Dün olduğu gibi, bugün de kadınlar olarak Türkiye’nin demokrasi sınavında, kalkınma yarışında gayretimizi birleştirelim. Sayısı 5 milyona yaklaşan kadın üyesi olan bir partiyiz. Dünyada bunun bir benzeri olduğunu sanmıyorum.
Kadının eğitimden, siyasetten, üretimden, iş gücünden, demokratik süreçlerden dışlanması, toplumun yarısını yok etmek anlamına gelmektedir. 15 yıldır kadının her alanda temsili için çalışan bir partiyiz. Daha düne kadar pek çok alandan dışlanan, görmezden gelinen kadınlarımız, bugün hayatın her alanında büyük sorumluluklar üstlenmektedir. Yeterli olmasa da parlamentomuzda 2 kadın bakanımız, onlarca milletvekilimiz var. Bu sayıların artmasını diliyorum.
Bir yandan iş dünyasında, akademide temsil gücünü artırmaya çalışırken, diğer yandan kadınlarımızın sorunları için çalışmalıyız. Kadına şiddet bunların başında geliyor. Cumhurbaşkanımızla başlattığımız ‘Kadına şiddet insanlığa ihanettir’ kampanyası bu meseleye bakışımızın özetini sunuyor.

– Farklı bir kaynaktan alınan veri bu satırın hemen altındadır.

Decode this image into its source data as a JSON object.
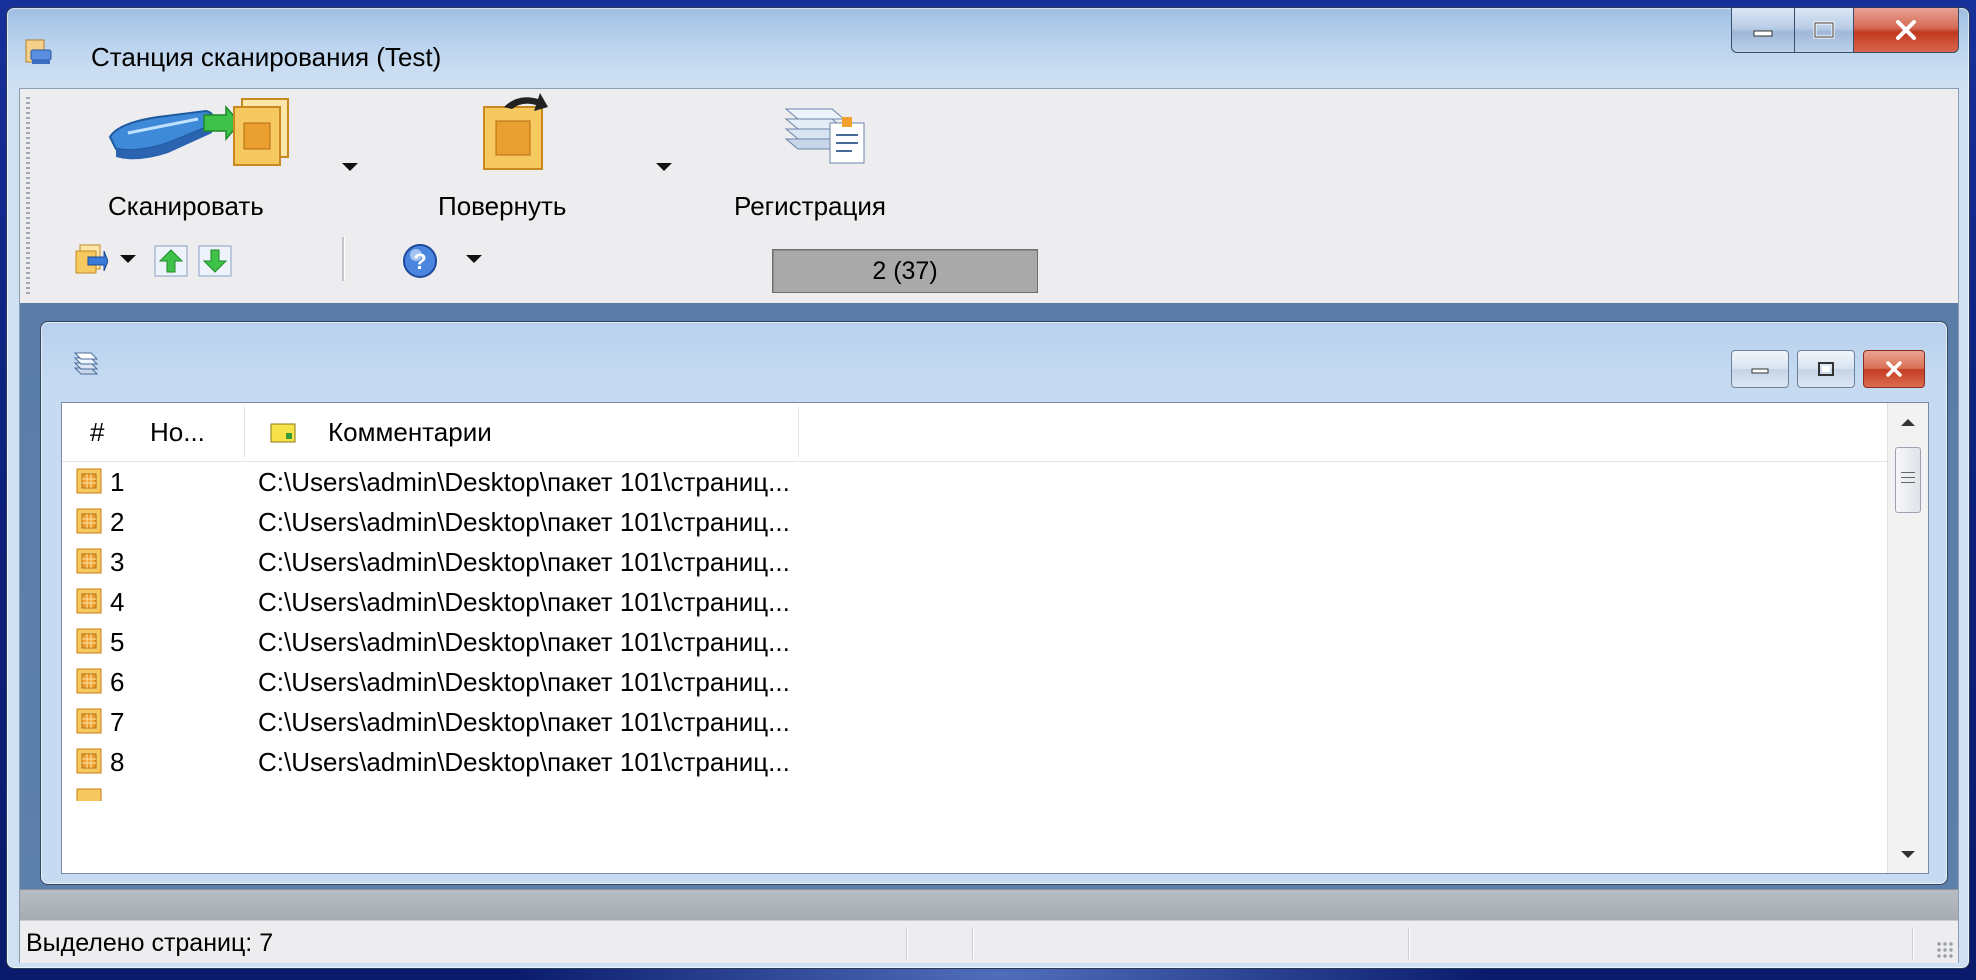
{
  "window": {
    "title": "Станция сканирования (Test)"
  },
  "toolbar": {
    "scan_label": "Сканировать",
    "rotate_label": "Повернуть",
    "register_label": "Регистрация",
    "page_counter": "2 (37)"
  },
  "list": {
    "columns": {
      "num": "#",
      "name": "Но...",
      "comments": "Комментарии"
    },
    "rows": [
      {
        "num": "1",
        "path": "C:\\Users\\admin\\Desktop\\пакет 101\\страниц..."
      },
      {
        "num": "2",
        "path": "C:\\Users\\admin\\Desktop\\пакет 101\\страниц..."
      },
      {
        "num": "3",
        "path": "C:\\Users\\admin\\Desktop\\пакет 101\\страниц..."
      },
      {
        "num": "4",
        "path": "C:\\Users\\admin\\Desktop\\пакет 101\\страниц..."
      },
      {
        "num": "5",
        "path": "C:\\Users\\admin\\Desktop\\пакет 101\\страниц..."
      },
      {
        "num": "6",
        "path": "C:\\Users\\admin\\Desktop\\пакет 101\\страниц..."
      },
      {
        "num": "7",
        "path": "C:\\Users\\admin\\Desktop\\пакет 101\\страниц..."
      },
      {
        "num": "8",
        "path": "C:\\Users\\admin\\Desktop\\пакет 101\\страниц..."
      }
    ]
  },
  "statusbar": {
    "text": "Выделено страниц: 7"
  },
  "icons": {
    "app": "scan-station-icon",
    "scan": "scanner-icon",
    "rotate": "rotate-page-icon",
    "register": "register-documents-icon",
    "export": "export-icon",
    "move_up": "arrow-up-icon",
    "move_down": "arrow-down-icon",
    "help": "help-icon",
    "page": "page-icon",
    "comment": "comment-icon"
  },
  "colors": {
    "page_icon": "#f0a030",
    "close_button": "#c8452a",
    "mdi_background": "#5b7fae"
  }
}
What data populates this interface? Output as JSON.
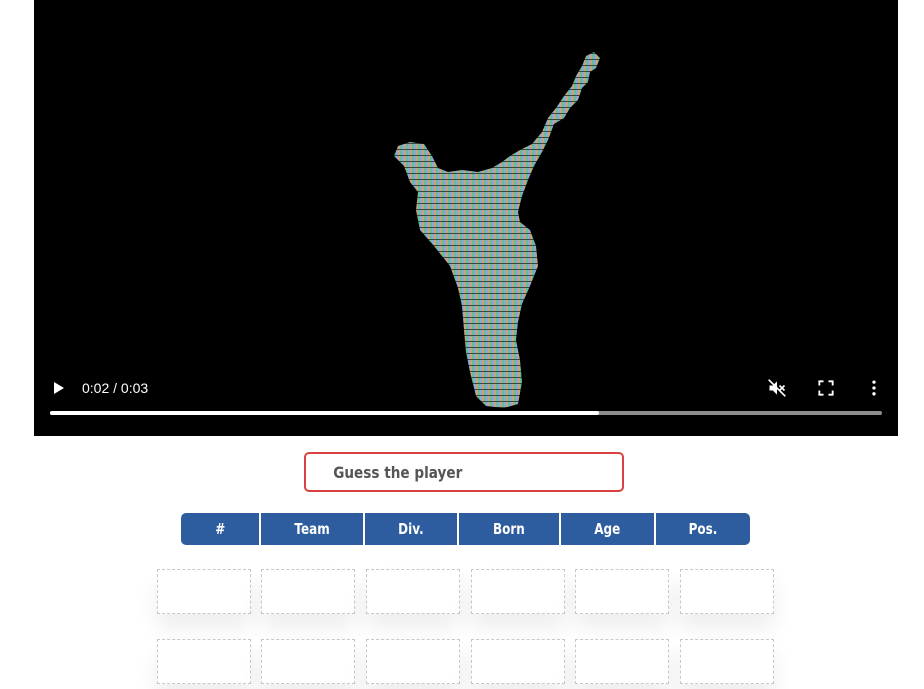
{
  "video": {
    "time_display": "0:02 / 0:03",
    "progress_fraction": 0.66,
    "controls": {
      "play_icon": "play-icon",
      "mute_icon": "volume-muted-icon",
      "fullscreen_icon": "fullscreen-icon",
      "more_icon": "more-vert-icon"
    }
  },
  "guess": {
    "placeholder": "Guess the player"
  },
  "table": {
    "headers": [
      "#",
      "Team",
      "Div.",
      "Born",
      "Age",
      "Pos."
    ],
    "rows": [
      [
        "",
        "",
        "",
        "",
        "",
        ""
      ],
      [
        "",
        "",
        "",
        "",
        "",
        ""
      ]
    ]
  },
  "colors": {
    "accent": "#2d5d9e",
    "input_border": "#d94242",
    "video_bg": "#000000"
  }
}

Ne yazık ki kadına şiddet tüm dünyada yaygın bir sorun. Birleşmiş Milletler verileri, hayatı boyunca en az bir kez şiddete maruz kalan kadın oranının %35 olduğunu söylüyor. Elbette bunun bir de çarpan etkileri var. Çocuklar bu şiddetin dolaylı muhatabı oluyor. Toplumları taşıyan aile kurumu temelinden sarsılıyor. Şiddetin olduğu yerde ne saygı, ne merhamet, ne sevgi, ne de adalet yeşerir.
Şiddet, korkunun çocuğudur. Acziyetttir, zayıflıktır. Şiddet ancak fikrî yoksunluğun, özgüvensizliğin boşluğunu doldurur. Ve sonuçları çok acıdır. Şiddeti konuştuğumuz kadar, şiddete götüren sebepleri de konuşmalıyız. Çözümüne odaklanmalıyız. Bu da toplumsal bir seferberlik gerektirir. Siyasi mekanizmalar kadar sivil toplumun, medyanın, tek tek bireylerin bu çabaya dahil olması gerekir. Elbette motor güç sizlersiniz.
Milletimizle, her zeminde biraraya geliyorsunuz. Evlerde, sosyal etkinliklerde kadınlarımızın ruhuna dokunuyor, sorunlarına yakından şahit oluyorsunuz. Sizlerden ricam, onları can kulağı ile dinlemek kadar sorunlarını can gözüyle görmenizdir. Gerçek çözümler, ancak sorunu dert edinmek, üzerine kafa yormakla bulunur. Yüzeysel ilgiler, yüzeysel sonuçlar doğurur.
Metal yorgunluklarımız varsa, gerekiyorsa kenara çekilmeyi bilmeliyiz. Çünkü üstlendiğimiz iş şahsi bir iş değildir. Bir ülkenin kaderinden, insanlığın yaralarından bahsediyorsak, bu işlere, adanmış hayatlar, tevazu sahibi neferler, hasbi yürekler gerekir. Çok şükür ki, 15 yıllık serüvenimiz bu özelliklere sahip teşkilatçılığımızla inşa edildi. Bundan sonra da, artan bilgimizi, tecrübemizi bu niteliklerle harmanlamalıyız.
Bu duygularla hepinize muvaffakiyetler diliyorum. Birlikte yürüyeceğimiz uzun bir yol var. Yol, yol arkadaşı gerektirir. Rabbim hepimize güzel arkadaşlıklar nasip etsin. Unutmayalım, ayaklar, kalbin gittiği yere kadar gider. Bunun için önce kalbimize bakalım, niyetlerimizi halis tutalım. Niyet hayr, akıbet hayr! Hepinizi Allah’a emanet ediyor, kalbi muhabbetlerimi sunuyorum. Kalın sağlıcakla!